# Blow through 4 15's



## Eastman474 (Jan 8, 2010)

Okay so I finally got the balls and im doing a blowthrough enclosure in my gmc sierra ext cab. Im running a Sundown Audio SAZ-2000D and i want to do four 15's. Ive heard good things about the Memphis PR 15's for the price and i could run 2 ohm and have my amp just cruisin. A local installer said he would actually compare the Pr's to a JL W3 and i'm able to get a deal on them for $475. Never messed with memphis subs in the past , give me your input , and also if you think there is a better deal around same price range throw it at me. 

Thanks!


----------



## galacticmonkey (Apr 28, 2010)

Id go for 2 18s in a 4th order.

Check out the Fi SSDs.


----------



## Eastman474 (Jan 8, 2010)

why 18's? I mean wouldnt the 4 15's have more cone area? Just Wondering


----------



## dwaynecherokee (Feb 19, 2010)

cone area isn't everything

are you adding a camper shell and then cutting or are you just cutting through the bed?

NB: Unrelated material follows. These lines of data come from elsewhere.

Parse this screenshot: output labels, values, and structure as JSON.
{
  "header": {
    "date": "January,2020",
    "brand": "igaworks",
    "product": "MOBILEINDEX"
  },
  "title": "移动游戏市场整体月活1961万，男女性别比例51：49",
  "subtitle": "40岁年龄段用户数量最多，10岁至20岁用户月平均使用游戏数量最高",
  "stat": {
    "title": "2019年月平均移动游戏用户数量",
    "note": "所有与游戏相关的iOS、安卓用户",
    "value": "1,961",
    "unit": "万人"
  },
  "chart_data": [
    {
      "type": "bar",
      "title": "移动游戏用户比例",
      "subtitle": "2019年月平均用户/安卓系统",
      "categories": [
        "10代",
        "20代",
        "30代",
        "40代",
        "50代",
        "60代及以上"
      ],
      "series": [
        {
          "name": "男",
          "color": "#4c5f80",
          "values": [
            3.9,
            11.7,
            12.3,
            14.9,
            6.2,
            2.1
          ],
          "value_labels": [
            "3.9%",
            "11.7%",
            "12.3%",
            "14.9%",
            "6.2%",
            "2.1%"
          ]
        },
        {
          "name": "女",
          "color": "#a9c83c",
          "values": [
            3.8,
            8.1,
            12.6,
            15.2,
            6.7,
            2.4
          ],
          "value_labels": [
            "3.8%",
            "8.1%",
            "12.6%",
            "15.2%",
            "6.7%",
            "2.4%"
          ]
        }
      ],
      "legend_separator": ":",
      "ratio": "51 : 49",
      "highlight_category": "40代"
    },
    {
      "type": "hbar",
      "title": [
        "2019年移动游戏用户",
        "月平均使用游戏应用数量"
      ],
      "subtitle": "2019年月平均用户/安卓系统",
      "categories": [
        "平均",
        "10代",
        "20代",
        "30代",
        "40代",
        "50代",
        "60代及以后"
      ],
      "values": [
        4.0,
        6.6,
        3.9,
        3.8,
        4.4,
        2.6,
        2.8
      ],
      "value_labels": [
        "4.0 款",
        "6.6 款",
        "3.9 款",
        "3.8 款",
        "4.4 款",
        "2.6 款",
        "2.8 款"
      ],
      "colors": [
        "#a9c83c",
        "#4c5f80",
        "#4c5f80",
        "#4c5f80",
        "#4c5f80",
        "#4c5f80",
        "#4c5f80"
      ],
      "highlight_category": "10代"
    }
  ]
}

4th order bandpass and sealed clamshells are the way to go if you're looking for a groundpounder

I'd do the bandpass with 18s or the clamshell with the 4 15s

in general, memphis makes a good product


----------



## Eastman474 (Jan 8, 2010)

I have a tonneau cover on the truck as is.

I know what a 4th order is but can you explain the clamshell idea to mme ?
Havent heard too much about that.


----------



## emperorjj1 (Sep 10, 2008)

DD's check out this build we did a few days ago

2 3515s in a GMC sonoma - SMD Forum


----------



## Eastman474 (Jan 8, 2010)

how much do the 3515's cost usually?


----------



## emperorjj1 (Sep 10, 2008)

dont think i can say... ask ur local dealer


----------



## Eastman474 (Jan 8, 2010)

oh ok.


oh and i dontknow why i asked what a cclamshell designe was , i wasnt thinking clearly, but if i do the 15's thats what im gonna do


----------



## dwaynecherokee (Feb 19, 2010)

Here is the most legendary one:


----------



## Eastman474 (Jan 8, 2010)

Gnarly! well do you have any other 15" woofers you would recommend over the memphis pr's around the same price range? Friend at a local dealer is giving me all four for $475


----------



## dwaynecherokee (Feb 19, 2010)

I would just go ahead and buy them and focus on the enclosure. good luck.


----------



## AudioDave (May 30, 2010)

Its funny how someone changed the term from Box thru to blow thru lol


----------